Home-Made Pancakes Recipe
Decadent Pancakes: A Low-Carb Breakfast Delight

Introduction: Start your day with a delicious twist on a breakfast classic—Pancakes. These low-carb wonders are not only indulgent but also align with your ketogenic lifestyle. Perfectly fluffy and satisfying, these pancakes offer a guilt-free way to enjoy a morning treat while staying on track with your nutritional goals.


2 cups almond flour
4 large eggs
1 cup unsweetened almond milk
1/4 cup melted coconut oil
2 tablespoons erythritol (or preferred keto-friendly sweetener)
1 teaspoon baking powder
1/2 teaspoon vanilla extract
Pinch of salt


Step 1 – Mixing the Dry Ingredients: In a large mixing bowl, whisk together the almond flour, baking powder, erythritol, and a pinch of salt. This initial step ensures even distribution of the dry ingredients, contributing to the pancake’s consistent texture.

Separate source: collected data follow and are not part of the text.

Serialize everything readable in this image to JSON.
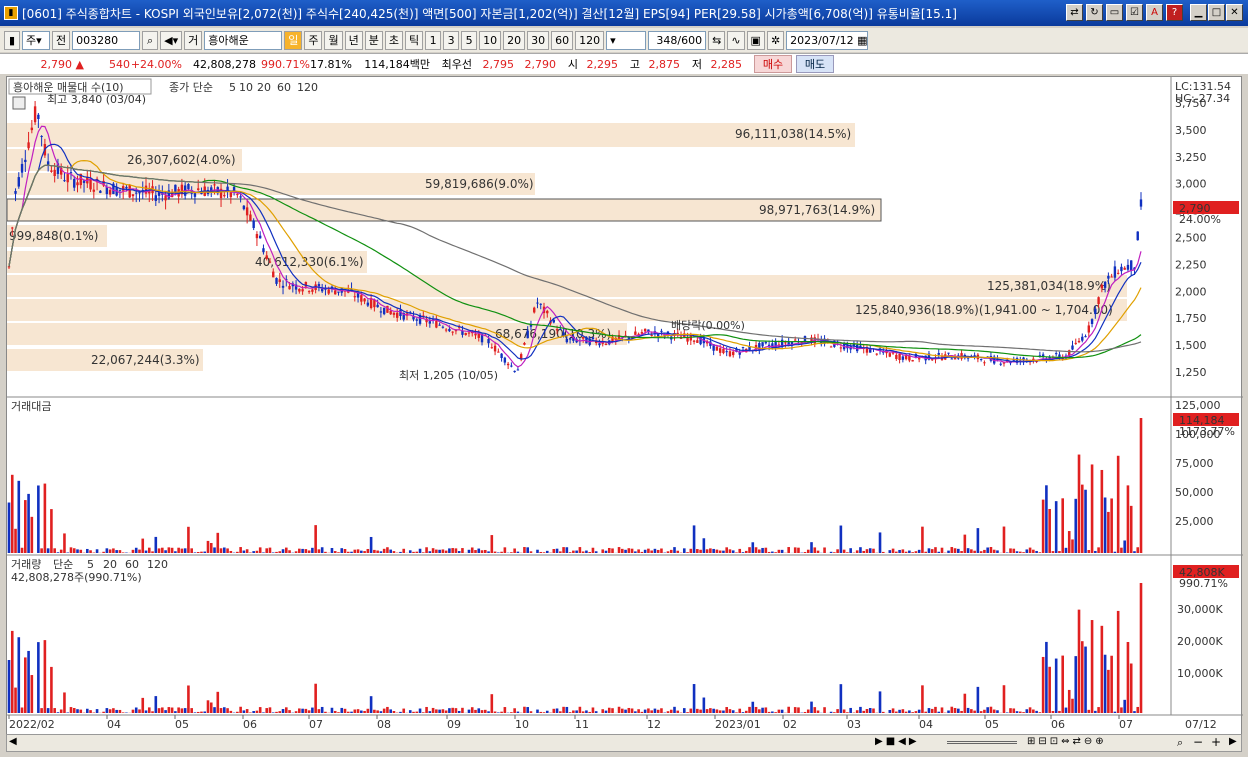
{
  "window": {
    "title": "[0601] 주식종합차트 - KOSPI 외국인보유[2,072(천)] 주식수[240,425(천)] 액면[500] 자본금[1,202(억)] 결산[12월] EPS[94] PER[29.58] 시가총액[6,708(억)] 유통비율[15.1]",
    "icon": "app-icon"
  },
  "toolbar": {
    "stock_type": "주",
    "prev_label": "전",
    "code": "003280",
    "order_button": "거",
    "stock_name": "흥아해운",
    "periods": [
      "일",
      "주",
      "월",
      "년",
      "분",
      "초",
      "틱"
    ],
    "active_period": "일",
    "intervals": [
      "1",
      "3",
      "5",
      "10",
      "20",
      "30",
      "60",
      "120"
    ],
    "count": "348",
    "count_total": "/600",
    "date": "2023/07/12"
  },
  "quote": {
    "price": "2,790",
    "arrow": "▲",
    "change": "540",
    "change_pct": "+24.00%",
    "volume": "42,808,278",
    "volume_ratio": "990.71%",
    "turnover": "17.81%",
    "amount": "114,184백만",
    "best_label": "최우선",
    "ask": "2,795",
    "bid": "2,790",
    "open_label": "시",
    "open": "2,295",
    "high_label": "고",
    "high": "2,875",
    "low_label": "저",
    "low": "2,285",
    "buy_label": "매수",
    "sell_label": "매도"
  },
  "price_panel": {
    "legend_title": "흥아해운 매물대 수(10)",
    "ma_legend": {
      "label": "종가 단순",
      "periods": [
        "5",
        "10",
        "20",
        "60",
        "120"
      ],
      "colors": [
        "#c020c0",
        "#1030c0",
        "#e0a000",
        "#109010",
        "#707070"
      ]
    },
    "lc": "LC:131.54",
    "hc": "HC:-27.34",
    "high_marker": "최고 3,840 (03/04)",
    "low_marker": "최저 1,205 (10/05)",
    "dividend": "배당락(0.00%)",
    "last_price": "2,790",
    "last_pct": "24.00%",
    "band_labels": [
      "96,111,038(14.5%)",
      "26,307,602(4.0%)",
      "59,819,686(9.0%)",
      "98,971,763(14.9%)",
      "999,848(0.1%)",
      "40,612,330(6.1%)",
      "125,381,034(18.9%)",
      "125,840,936(18.9%)(1,941.00 ~ 1,704.00)",
      "68,676,190(10.3%)",
      "22,067,244(3.3%)"
    ],
    "y_ticks": [
      "3,750",
      "3,500",
      "3,250",
      "3,000",
      "2,750",
      "2,500",
      "2,250",
      "2,000",
      "1,750",
      "1,500",
      "1,250"
    ]
  },
  "amount_panel": {
    "title": "거래대금",
    "y_ticks": [
      "125,000",
      "100,000",
      "75,000",
      "50,000",
      "25,000"
    ],
    "last_value": "114,184",
    "last_pct": "1173.77%"
  },
  "volume_panel": {
    "title": "거래량",
    "ma_label": "단순",
    "periods": [
      "5",
      "20",
      "60",
      "120"
    ],
    "info": "42,808,278주(990.71%)",
    "y_ticks": [
      "30,000K",
      "20,000K",
      "10,000K"
    ],
    "last_value": "42,808K",
    "last_pct": "990.71%"
  },
  "x_axis": [
    "2022/02",
    "04",
    "05",
    "06",
    "07",
    "08",
    "09",
    "10",
    "11",
    "12",
    "2023/01",
    "02",
    "03",
    "04",
    "05",
    "06",
    "07"
  ],
  "x_axis_right": "07/12",
  "colors": {
    "up": "#e02020",
    "down": "#1030c0",
    "band": "#f7e6d2",
    "accent": "#0a3a9c"
  }
}
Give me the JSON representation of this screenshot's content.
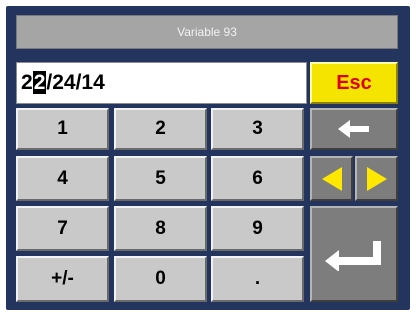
{
  "title": "Variable 93",
  "display": {
    "before_cursor": "2",
    "cursor_char": "2",
    "after_cursor": "/24/14"
  },
  "keys": {
    "k1": "1",
    "k2": "2",
    "k3": "3",
    "k4": "4",
    "k5": "5",
    "k6": "6",
    "k7": "7",
    "k8": "8",
    "k9": "9",
    "plusminus": "+/-",
    "k0": "0",
    "dot": ".",
    "esc": "Esc"
  },
  "icons": {
    "backspace": "left-arrow-icon",
    "cursor_left": "triangle-left-icon",
    "cursor_right": "triangle-right-icon",
    "enter": "enter-icon"
  },
  "colors": {
    "frame": "#23355f",
    "key": "#c9c9c9",
    "key_dark": "#7d7d7d",
    "esc_bg": "#f5e400",
    "esc_text": "#e10000",
    "arrow_yellow": "#ffe800"
  }
}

Step 2 – Creating the Batter: Add the eggs, unsweetened almond milk, melted coconut oil, and vanilla extract to the dry ingredients. Mix thoroughly until a smooth batter forms. The almond flour will provide a hearty base, while the eggs contribute to the pancakes’ fluffiness.

Step 3 – Preparing the Griddle: Preheat a non-stick griddle or skillet over medium heat. Lightly grease the surface with additional coconut oil or cooking spray. This step guarantees that your keto pancakes won’t stick and will cook evenly.

Step 4 – Perfectly Sized Pancakes: Using a ladle or measuring cup, pour the batter onto the griddle to form evenly sized pancakes. Allow each pancake to cook until bubbles form on the surface, then flip to cook the other side. This ensures a golden-brown finish.

Step 5 – Serving Suggestions: Serve your pancakes with a dollop of sugar-free whipped cream, a drizzle of sugar-free maple syrup, or a handful of fresh berries. These additions enhance the flavor profile without compromising your commitment to a low-carb lifestyle.